Jednakże mapa, którą właśnie stworzył zespół, pokazuje, że na całym świecie istnieją duże płyty przypominające płyty, z których wiele leży daleko od znanych w niedawnej historii geologicznej stref subdukcji, np. dużej strefy w zachodniej części Oceanu Spokojnego .
Współautor pracy, geolog Thomas Schouten z ETH w Zurychu, zasugerował, że te niewyjaśnione masy mogą mieć różne pochodzenie i niekoniecznie wynikać z subdukcji.
W artykule opublikowanym w czasopiśmie Scientific Reports grupa autorów przedstawiła wiele hipotez.

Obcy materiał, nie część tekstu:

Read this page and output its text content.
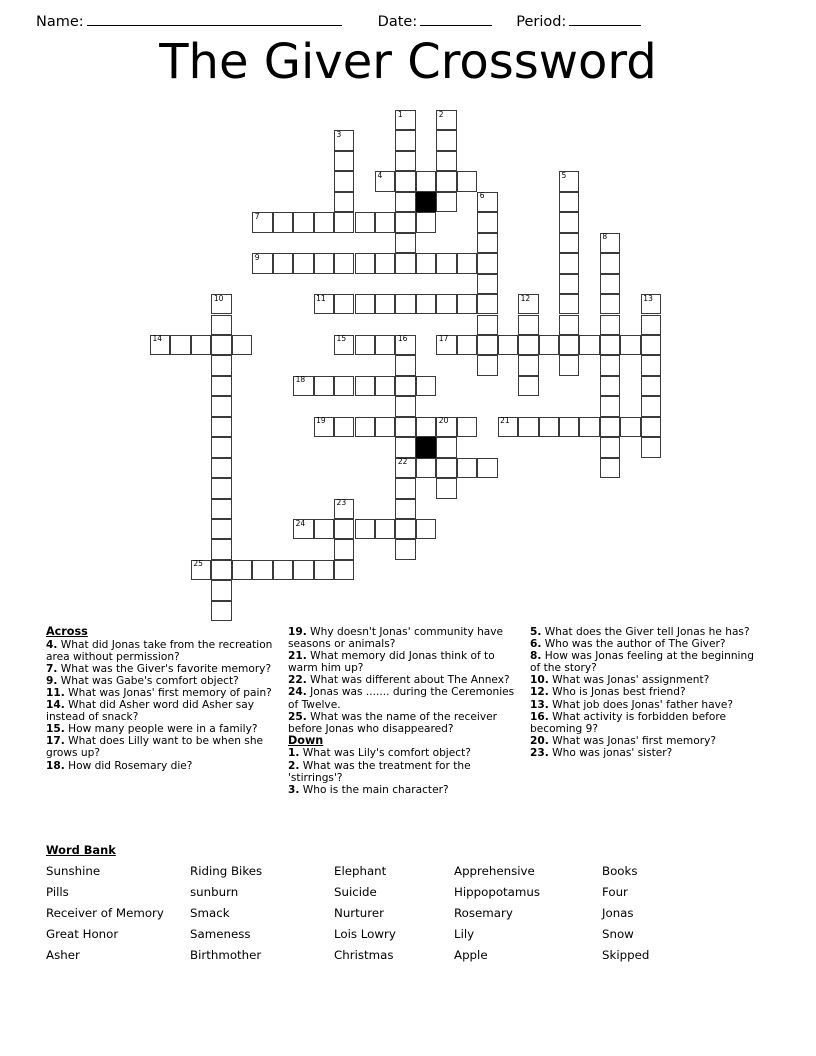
Name:	Date:	Period:
The Giver Crossword
1	2
3
4	5
6
7
8
9
10	11	12	13
14	15	16	17
18
19	20	21
22
23
24
25
Across
4. What did Jonas take from the recreation area without permission?
7. What was the Giver's favorite memory?
9. What was Gabe's comfort object?
11. What was Jonas' first memory of pain?
14. What did Asher word did Asher say instead of snack?
15. How many people were in a family?
17. What does Lilly want to be when she grows up?
18. How did Rosemary die?
19. Why doesn't Jonas' community have seasons or animals?
21. What memory did Jonas think of to warm him up?
22. What was different about The Annex?
24. Jonas was ....... during the Ceremonies of Twelve.
25. What was the name of the receiver before Jonas who disappeared?
Down
1. What was Lily's comfort object?
2. What was the treatment for the 'stirrings'?
3. Who is the main character?
5. What does the Giver tell Jonas he has?
6. Who was the author of The Giver?
8. How was Jonas feeling at the beginning of the story?
10. What was Jonas' assignment?
12. Who is Jonas best friend?
13. What job does Jonas' father have?
16. What activity is forbidden before becoming 9?
20. What was Jonas' first memory?
23. Who was jonas' sister?
Word Bank
Sunshine	Riding Bikes	Elephant	Apprehensive	Books
Pills	sunburn	Suicide	Hippopotamus	Four
Receiver of Memory	Smack	Nurturer	Rosemary	Jonas
Great Honor	Sameness	Lois Lowry	Lily	Snow
Asher	Birthmother	Christmas	Apple	Skipped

Może to być starożytny materiał bogaty w krzemionkę, który istniał od czasu uformowania się płaszcza około 4 miliardy lat temu i przetrwał pomimo ruchów konwekcyjnych w płaszczu, lub mogą to być obszary, w których nagromadziły się skały bogate w żelazo na skutek ruchów płaszcza na przestrzeni miliardów lat.
Mogą to być na przykład warstwy oderwane od podstawy płyt tektonicznych, które są znacznie cieńsze niż zwykle w pobliżu powierzchni.
Wcześniejsze badania z udziałem ETH w Zurychu również postawiły ciekawszą hipotezę dotyczącą niektórych nowo zidentyfikowanych fragmentów materiału: mogą to być niestrawione szczątki Theia.
Theia to nazwa hipotetycznej planety wielkości Marsa, która według wielu naukowców zderzyła się z młodą Ziemią około 4,5 miliarda lat temu.
Zderzenie spowodowało połączenie się materiałów obu planet, a Ziemia niemal „połknęła” Theię, tworząc Ziemię, jaką znamy dzisiaj. Część odłamków z obu planet została wyrzucona na orbitę, stopniowo kondensując się w Księżyc.